Первое режиссеру, по общему мнению, удалось. Причем с блеском, Потрясающая стилизация самой съемки (от черно-белого кино — с обрывами, царапинами на пленке, под шелестящую фонограмму — до современного видео) создала эффект, который трудно было предугадать. Мы не просто смотрим «фильм про историю», но и погружаемся в нее с помощью «адекватных» технических средств воспроизведения. Талантливая мистификация с «хроникой» — будь то елизаветинские или николаевские времена — сработала на все сто. Можно поверить и в совершенно анекдотический случай, рассказанный Овчаровым: будто бы после просмотра картины один немецкий кинокритик пристал к ее автору: «Где вы взяли такую хронику. Я работал во всех архивах мира и ничего подобного не видел!»
Зато вторая затея — сознательное дописывание Салтыкова-Щедрина — вызвала куда больше вопросов.
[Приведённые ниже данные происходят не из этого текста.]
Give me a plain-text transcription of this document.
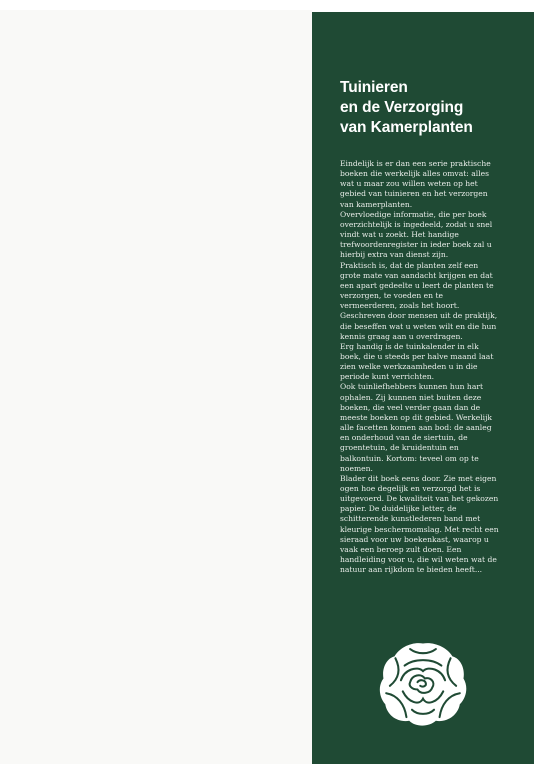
Tuinieren
en de Verzorging
van Kamerplanten
Eindelijk is er dan een serie praktische
boeken die werkelijk alles omvat: alles
wat u maar zou willen weten op het
gebied van tuinieren en het verzorgen
van kamerplanten.
Overvloedige informatie, die per boek
overzichtelijk is ingedeeld, zodat u snel
vindt wat u zoekt. Het handige
trefwoordenregister in ieder boek zal u
hierbij extra van dienst zijn.
Praktisch is, dat de planten zelf een
grote mate van aandacht krijgen en dat
een apart gedeelte u leert de planten te
verzorgen, te voeden en te
vermeerderen, zoals het hoort.
Geschreven door mensen uit de praktijk,
die beseffen wat u weten wilt en die hun
kennis graag aan u overdragen.
Erg handig is de tuinkalender in elk
boek, die u steeds per halve maand laat
zien welke werkzaamheden u in die
periode kunt verrichten.
Ook tuinliefhebbers kunnen hun hart
ophalen. Zij kunnen niet buiten deze
boeken, die veel verder gaan dan de
meeste boeken op dit gebied. Werkelijk
alle facetten komen aan bod: de aanleg
en onderhoud van de siertuin, de
groentetuin, de kruidentuin en
balkontuin. Kortom: teveel om op te
noemen.
Blader dit boek eens door. Zie met eigen
ogen hoe degelijk en verzorgd het is
uitgevoerd. De kwaliteit van het gekozen
papier. De duidelijke letter, de
schitterende kunstlederen band met
kleurige beschermomslag. Met recht een
sieraad voor uw boekenkast, waarop u
vaak een beroep zult doen. Een
handleiding voor u, die wil weten wat de
natuur aan rijkdom te bieden heeft...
Такие вопросы неизбежно возникают всегда, когда мастера кино, ничтоже сумняшеся, начинают досочинять за классиков (которые, понятное дело, не доросли до современного киноязыка и вообще писали сплошной «неформат»). Мысль о том, что, вставая в обнимку с писателем-классиком, рискуешь нарваться на нелицеприятные сравнения с ним, в голову, очевидно, не приходит. Ладно еще, когда Тарковский допускал отсебятину в отношении прозы Стругацких или Лема! Но ведь чаще любимую миллионами литературу препарируют отнюдь не Тарковские…
Конечно, покойный Михаил Евграфович погорячился, завершив свое описание российской действительности николаевской эпохой и поставив точку вызывающим дрожь финалом: «Оно пришло… История завершила течение свое». Еще как не завершила — сколько всего приходило, наваливалось на несчастный город Глупов в последующие эпохи! Наверное, любой на месте Овчарова поддался бы соблазну — дописать. Да еще в благодатный 1989-й год, когда стало можно.
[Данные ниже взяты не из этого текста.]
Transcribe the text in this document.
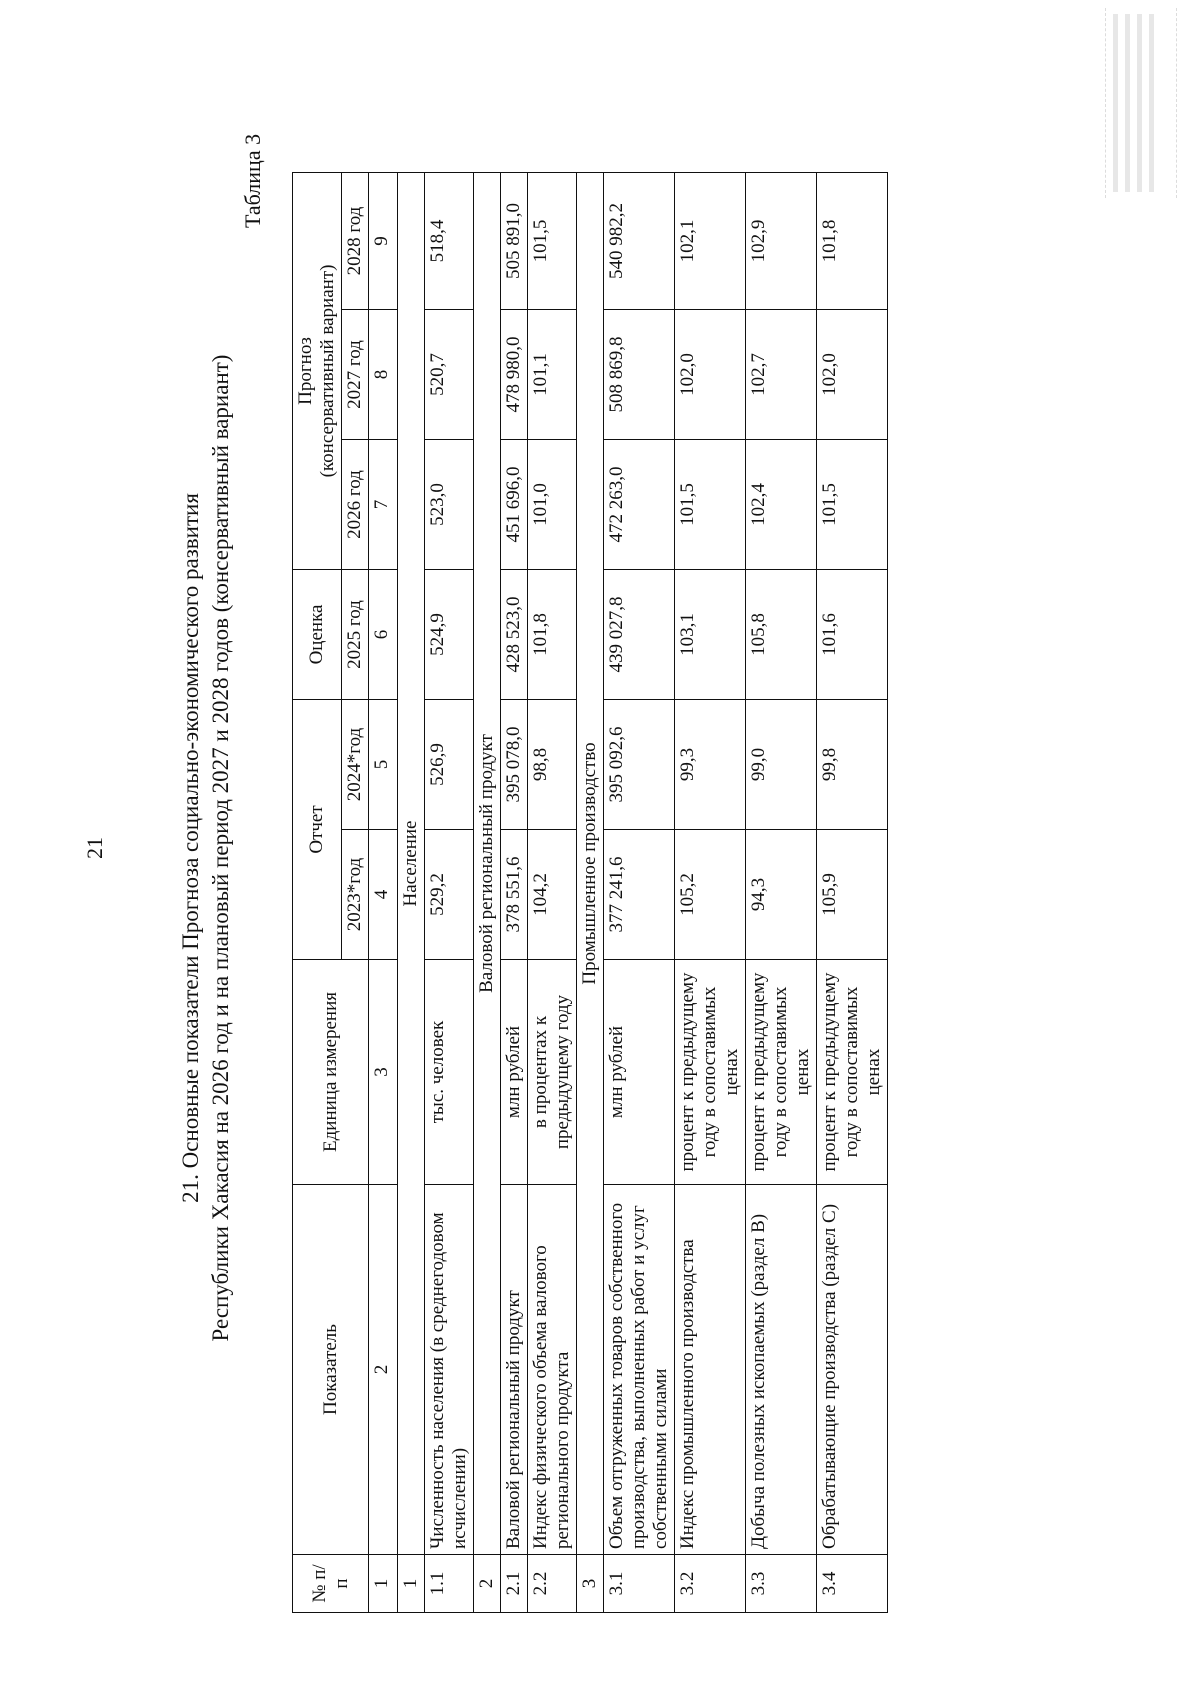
21
Таблица 3
21. Основные показатели Прогноза социально-экономического развития Республики Хакасия на 2026 год и на плановый период 2027 и 2028 годов (консервативный вариант)
№ п/п	Показатель	Единица измерения	Отчет		Оценка	Прогноз (консервативный вариант)		

			2023*год	2024*год	2025 год	2026 год	2027 год	2028 год
1	2	3	4	5	6	7	8	9
1	Население							
1.1	Численность населения (в среднегодовом исчислении)	тыс. человек	529,2	526,9	524,9	523,0	520,7	518,4
2	Валовой региональный продукт							
2.1	Валовой региональный продукт	млн рублей	378 551,6	395 078,0	428 523,0	451 696,0	478 980,0	505 891,0
2.2	Индекс физического объема валового регионального продукта	в процентах к предыдущему году	104,2	98,8	101,8	101,0	101,1	101,5
3	Промышленное производство							
3.1	Объем отгруженных товаров собственного производства, выполненных работ и услуг собственными силами	млн рублей	377 241,6	395 092,6	439 027,8	472 263,0	508 869,8	540 982,2
3.2	Индекс промышленного производства	процент к предыдущему году в сопоставимых ценах	105,2	99,3	103,1	101,5	102,0	102,1
3.3	Добыча полезных ископаемых (раздел B)	процент к предыдущему году в сопоставимых ценах	94,3	99,0	105,8	102,4	102,7	102,9
3.4	Обрабатывающие производства (раздел C)	процент к предыдущему году в сопоставимых ценах	105,9	99,8	101,6	101,5	102,0	101,8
Но беда в том, что, как ни старался режиссер выдержать ту же стилистику в додуманных им эпизодах, вышло совсем другое. Не высокая фантастическая сатира (а кто ж будет спорить, что «История одного города» — это еще и шедевр российской литературной фантастики!), а актуальная политическая карикатура. Иногда остроумная и претендующая на философские обобщения, но в целом, увы, созданная на потребу времени. Попробуйте сегодня, спустя полтора десятилетия после хмельного перестроечного загула, еще раз пересмотреть «постсалтыковские» эпизоды фильма. Поверьте — грустное зрелище…
Притом, что и тогда, в 1989-м, и ныне проза Салтыкова-Щедрина остается актуальной. И фильмы по ней всегда будут кстати и ко времени. Пока Россия остается Россией и кардинально меняться, кажется, не собирается. Как мрачно острил поэт, нам нужны подобрее Щедрины, и такие гоголи, чтобы нас не трогали…
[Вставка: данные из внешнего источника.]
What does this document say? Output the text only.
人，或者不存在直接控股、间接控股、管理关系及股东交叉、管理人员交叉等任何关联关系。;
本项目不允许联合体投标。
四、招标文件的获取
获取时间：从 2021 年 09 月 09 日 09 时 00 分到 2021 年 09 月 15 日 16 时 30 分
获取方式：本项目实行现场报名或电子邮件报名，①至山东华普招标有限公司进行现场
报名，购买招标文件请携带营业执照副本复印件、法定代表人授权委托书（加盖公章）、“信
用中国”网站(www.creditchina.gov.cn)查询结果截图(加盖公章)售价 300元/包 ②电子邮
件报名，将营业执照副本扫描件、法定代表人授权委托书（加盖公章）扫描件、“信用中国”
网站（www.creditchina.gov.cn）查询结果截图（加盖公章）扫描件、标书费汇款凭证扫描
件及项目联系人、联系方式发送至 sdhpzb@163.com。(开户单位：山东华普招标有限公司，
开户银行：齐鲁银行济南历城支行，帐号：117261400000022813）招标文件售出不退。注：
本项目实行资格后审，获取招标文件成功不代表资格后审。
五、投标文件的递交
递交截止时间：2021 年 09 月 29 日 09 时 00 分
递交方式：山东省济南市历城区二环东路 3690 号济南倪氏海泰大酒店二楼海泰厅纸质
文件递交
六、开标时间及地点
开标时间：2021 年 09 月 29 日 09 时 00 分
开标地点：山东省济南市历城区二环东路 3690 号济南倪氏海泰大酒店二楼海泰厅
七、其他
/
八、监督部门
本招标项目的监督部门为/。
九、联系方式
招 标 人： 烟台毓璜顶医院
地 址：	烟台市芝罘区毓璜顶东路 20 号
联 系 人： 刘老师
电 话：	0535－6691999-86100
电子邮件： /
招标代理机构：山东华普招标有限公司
Теперь настала пора поговорить об основной «контентной массе». О них, родимых, об упырях…
Оставим в стороне многочисленные (и порой весьма изобретательные по части фантастических спецэффектов) экранизации «нашего всего» — Гоголя и Пушкина: для рассказа о них потребуется не одна статья. И в таком случае придется привлекать все прочие киносказки на фольклорном материале, имя которым легион. Здесь можно с ходу назвать автора, которому более всего повезло с киноверсиями. По крайней мере, количественно. Это, разумеется, заслуженный «упыреолог» отечественной словесности — Алексей Толстой. Который не Николаевич, а Константинович.